Set to take effect on June 30, the DST requires U.S. companies like Amazon, Google, Meta, Uber and Airbnb pay a three per cent levy on revenue from Canadian users

Good.

[–] something_random_tho@lemmy.world 21 points 18 hours ago (1 children)

It should be a lot higher, honestly. Encourage building Canadian services and using European services instead of relying on predatory American monopolies.

[–] FelixCress@lemmy.world 20 points 17 hours ago (1 children)

3% of revenue is a substantial number.

However, even better:

The tax, which will take effect on 30 June and be applied retroactively from 2022, will impact both domestic and international companies, meaning American giants Amazon, Google, Meta, Airbnb and Uber will have to start payments from Monday.

Source

[–] Exec@pawb.social 4 points 16 hours ago (1 children)

hah, imagine companies asking customers for taxes back from 2022

[–] FelixCress@lemmy.world 5 points 16 hours ago (1 children)

You know this is not how it works, yes?

[–] Exec@pawb.social 4 points 15 hours ago (1 children)

I mean it doesn't stop companies trying to comply with the law the worst way possible

[–] FelixCress@lemmy.world 4 points 15 hours ago (1 children)

It is a corporation tax, not the sales tax.

They are using the turnover to estimate tax liability because taxing profits achieved in a single country by digital multinationals is bordering on impossible (and too easy to avoid).

[–] davidagain@lemmy.world 2 points 4 hours ago (1 children)

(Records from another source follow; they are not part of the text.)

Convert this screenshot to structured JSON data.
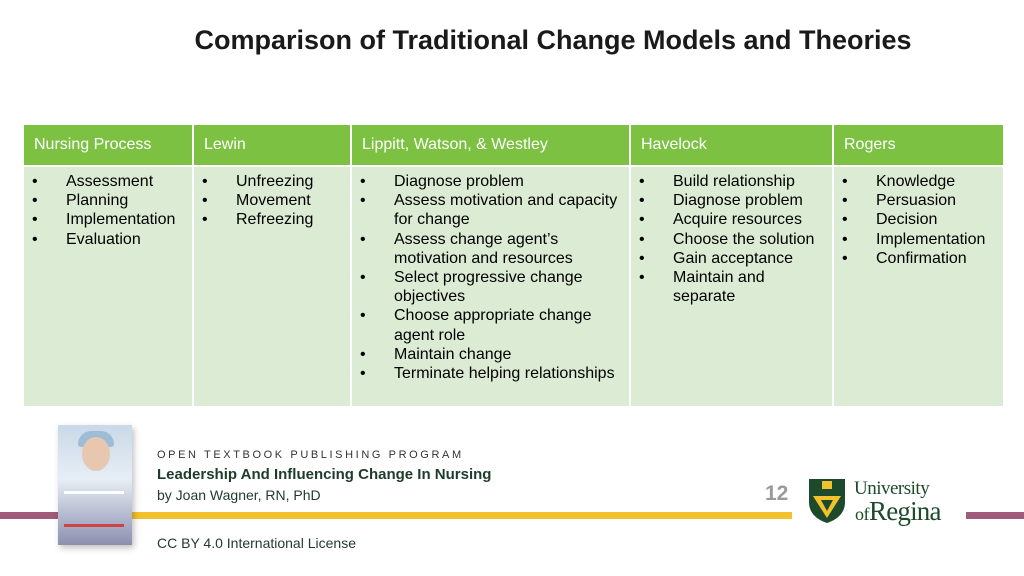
{
  "slide": {
    "title": "Comparison of Traditional Change Models and Theories",
    "page_number": "12"
  },
  "table": {
    "columns": [
      {
        "header": "Nursing Process",
        "items": [
          "Assessment",
          "Planning",
          "Implementation",
          "Evaluation"
        ]
      },
      {
        "header": "Lewin",
        "items": [
          "Unfreezing",
          "Movement",
          "Refreezing"
        ]
      },
      {
        "header": "Lippitt, Watson, & Westley",
        "items": [
          "Diagnose problem",
          "Assess motivation and capacity for change",
          "Assess change agent’s motivation and resources",
          "Select progressive change objectives",
          "Choose appropriate change agent role",
          "Maintain change",
          "Terminate helping relationships"
        ]
      },
      {
        "header": "Havelock",
        "items": [
          "Build relationship",
          "Diagnose problem",
          "Acquire resources",
          "Choose the solution",
          "Gain acceptance",
          "Maintain and separate"
        ]
      },
      {
        "header": "Rogers",
        "items": [
          "Knowledge",
          "Persuasion",
          "Decision",
          "Implementation",
          "Confirmation"
        ]
      }
    ]
  },
  "footer": {
    "program": "OPEN TEXTBOOK PUBLISHING PROGRAM",
    "book_title": "Leadership And Influencing Change In Nursing",
    "author": "by Joan Wagner, RN, PhD",
    "license": "CC BY 4.0 International License",
    "logo_line1": "University",
    "logo_of": "of",
    "logo_regina": "Regina"
  },
  "colors": {
    "header_green": "#7cc142",
    "cell_green": "#dcebd3",
    "bar_gold": "#f2c12e",
    "bar_plum": "#a05a7a",
    "brand_green": "#1c4a2a"
  },
  "icons": [
    "book-cover-image",
    "university-shield-icon"
  ]
}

Yup. Companies avoid paying taxes in one country by getting their divisions in other, lower tax countries to charge the one in the high tax country so much for intellectual property and branding etc that they make a loss in the high tax country, which in some countries entitles them to a tax rebate. It's insane.

[–] FelixCress@lemmy.world 3 points 3 hours ago

Which is why most of the multinationals should be taxed on turnover in a country taxing them.